4:15 pm They pull the vein out. It looks fragile and barely the diameter of spaghetti at one end, smaller than they’d hoped for.  Some veins, in fact, are simply too small to use, says Phillip Carpino, a physician assistant at New England Medical Center. But endoscopy can also “shred” veins, he says, especially in smaller, older women. “You have to be careful about the patients you select.”

4:16 pm Lancey mutters about the “poor quality” of this vein but places it on a drape over the patient’s chest and begins the painstaking process of fixing leaks, which he detects by repeatedly injecting a solution into the vein. For the next 41 minutes, he stitches up tears, many of which soon leak again. Finally, he cuts off and discards the worst part, saying “We can’t take a chance on using it if it’s too thin-walled.” He only nods to Iddings, but she understands.

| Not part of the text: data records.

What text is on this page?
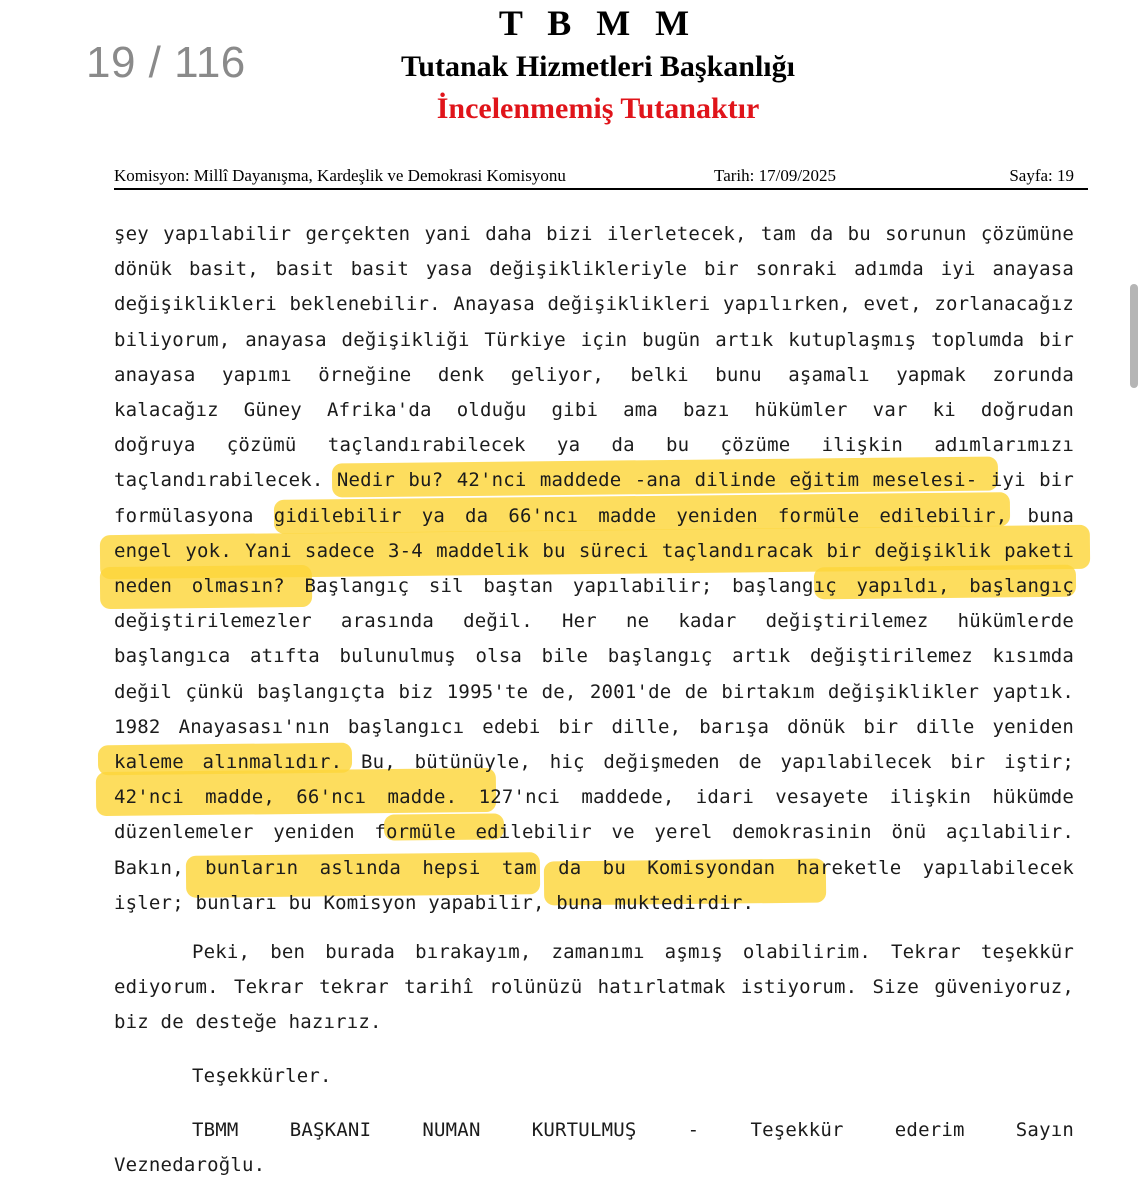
19 / 116
T B M M
Tutanak Hizmetleri Başkanlığı
İncelenmemiş Tutanaktır
Komisyon: Millî Dayanışma, Kardeşlik ve Demokrasi Komisyonu	Tarih: 17/09/2025	Sayfa: 19
şey yapılabilir gerçekten yani daha bizi ilerletecek, tam da bu sorunun çözümüne
dönük basit, basit basit yasa değişiklikleriyle bir sonraki adımda iyi anayasa
değişiklikleri beklenebilir. Anayasa değişiklikleri yapılırken, evet, zorlanacağız
biliyorum, anayasa değişikliği Türkiye için bugün artık kutuplaşmış toplumda bir
anayasa yapımı örneğine denk geliyor, belki bunu aşamalı yapmak zorunda
kalacağız Güney Afrika'da olduğu gibi ama bazı hükümler var ki doğrudan
doğruya çözümü taçlandırabilecek ya da bu çözüme ilişkin adımlarımızı
taçlandırabilecek. Nedir bu? 42'nci maddede -ana dilinde eğitim meselesi- iyi bir
formülasyona gidilebilir ya da 66'ncı madde yeniden formüle edilebilir, buna
engel yok. Yani sadece 3-4 maddelik bu süreci taçlandıracak bir değişiklik paketi
neden olmasın? Başlangıç sil baştan yapılabilir; başlangıç yapıldı, başlangıç
değiştirilemezler arasında değil. Her ne kadar değiştirilemez hükümlerde
başlangıca atıfta bulunulmuş olsa bile başlangıç artık değiştirilemez kısımda
değil çünkü başlangıçta biz 1995'te de, 2001'de de birtakım değişiklikler yaptık.
1982 Anayasası'nın başlangıcı edebi bir dille, barışa dönük bir dille yeniden
kaleme alınmalıdır. Bu, bütünüyle, hiç değişmeden de yapılabilecek bir iştir;
42'nci madde, 66'ncı madde. 127'nci maddede, idari vesayete ilişkin hükümde
düzenlemeler yeniden formüle edilebilir ve yerel demokrasinin önü açılabilir.
Bakın, bunların aslında hepsi tam da bu Komisyondan hareketle yapılabilecek
işler; bunları bu Komisyon yapabilir, buna muktedirdir.
Peki, ben burada bırakayım, zamanımı aşmış olabilirim. Tekrar teşekkür
ediyorum. Tekrar tekrar tarihî rolünüzü hatırlatmak istiyorum. Size güveniyoruz,
biz de desteğe hazırız.
Teşekkürler.
TBMM BAŞKANI NUMAN KURTULMUŞ - Teşekkür ederim Sayın
Veznedaroğlu.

4:56 pm Quickly, she begins slicing open Kolat’s other leg – this time from the groin to the knee. In barely 15 minutes, she’s removed a long stretch of vein. This one looks plump and healthy. The team relaxes palpably.

5:10 pm “Ready to go on bypass,” says surgeon Lancey. The heart-lung machine, already hooked up, will keep Kolat’s blood circulating for the next 93 minutes whirs.  Lancey stops the heart with a potassium injection. He works quickly, using two segments of leg vein to bypass two arteries. For the third bypass, he severs one end of the nearby internal mammary artery and connects it to the heart.

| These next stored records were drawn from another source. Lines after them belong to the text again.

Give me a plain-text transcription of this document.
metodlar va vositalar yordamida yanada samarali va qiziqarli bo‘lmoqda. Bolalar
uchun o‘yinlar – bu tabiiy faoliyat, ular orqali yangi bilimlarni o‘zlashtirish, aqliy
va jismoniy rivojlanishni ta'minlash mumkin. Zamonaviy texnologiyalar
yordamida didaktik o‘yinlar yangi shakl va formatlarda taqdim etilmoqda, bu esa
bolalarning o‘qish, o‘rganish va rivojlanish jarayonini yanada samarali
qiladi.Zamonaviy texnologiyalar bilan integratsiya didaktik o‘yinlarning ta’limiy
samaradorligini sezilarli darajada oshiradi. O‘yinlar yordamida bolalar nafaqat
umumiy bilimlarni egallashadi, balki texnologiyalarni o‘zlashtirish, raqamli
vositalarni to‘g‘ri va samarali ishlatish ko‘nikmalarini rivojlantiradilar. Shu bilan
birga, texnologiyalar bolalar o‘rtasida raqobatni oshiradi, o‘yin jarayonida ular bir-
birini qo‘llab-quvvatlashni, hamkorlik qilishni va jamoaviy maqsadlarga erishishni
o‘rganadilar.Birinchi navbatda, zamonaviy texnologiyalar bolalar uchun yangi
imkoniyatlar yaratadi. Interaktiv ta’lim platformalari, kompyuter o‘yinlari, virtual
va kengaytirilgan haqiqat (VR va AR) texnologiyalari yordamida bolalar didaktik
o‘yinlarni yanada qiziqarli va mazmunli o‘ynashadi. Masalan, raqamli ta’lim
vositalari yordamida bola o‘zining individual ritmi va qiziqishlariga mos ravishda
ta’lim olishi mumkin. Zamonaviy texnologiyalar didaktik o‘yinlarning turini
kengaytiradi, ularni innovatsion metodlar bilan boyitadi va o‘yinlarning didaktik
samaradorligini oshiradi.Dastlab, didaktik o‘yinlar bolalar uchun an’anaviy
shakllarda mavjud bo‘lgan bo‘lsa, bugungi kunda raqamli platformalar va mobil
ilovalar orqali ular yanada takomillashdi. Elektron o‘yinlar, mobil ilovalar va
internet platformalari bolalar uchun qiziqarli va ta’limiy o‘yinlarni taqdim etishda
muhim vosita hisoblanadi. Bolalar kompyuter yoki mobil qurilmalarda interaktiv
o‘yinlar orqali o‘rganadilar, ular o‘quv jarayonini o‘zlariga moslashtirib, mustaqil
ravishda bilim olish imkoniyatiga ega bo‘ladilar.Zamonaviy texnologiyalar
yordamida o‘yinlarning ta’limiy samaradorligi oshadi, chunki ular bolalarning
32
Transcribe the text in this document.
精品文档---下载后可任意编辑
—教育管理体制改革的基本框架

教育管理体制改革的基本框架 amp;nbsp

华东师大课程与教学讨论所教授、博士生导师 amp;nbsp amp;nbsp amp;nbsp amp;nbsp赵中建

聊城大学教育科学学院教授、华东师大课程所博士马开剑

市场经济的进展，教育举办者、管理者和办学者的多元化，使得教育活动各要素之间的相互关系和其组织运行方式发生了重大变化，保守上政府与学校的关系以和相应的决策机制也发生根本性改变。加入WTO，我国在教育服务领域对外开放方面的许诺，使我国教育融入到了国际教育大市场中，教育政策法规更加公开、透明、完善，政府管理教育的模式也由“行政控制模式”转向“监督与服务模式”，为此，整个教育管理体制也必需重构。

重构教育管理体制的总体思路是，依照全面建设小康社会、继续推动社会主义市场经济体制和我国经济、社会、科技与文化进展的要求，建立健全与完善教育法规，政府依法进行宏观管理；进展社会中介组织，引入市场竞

6:40 pm Kolat is off the heart-lung machine, her own heart back at work.

7:40 pm It’s over. She’s on her way to intensive care.

Four days later, she’s home, her left leg bearing a long incision, her right leg, two tiny ones. If endoscopy proponents are right, her right leg should be less painful than her left.

But surgery is art as well as science and Kolat refused to bow to mere statistics. The truth is that “neither one hurts!”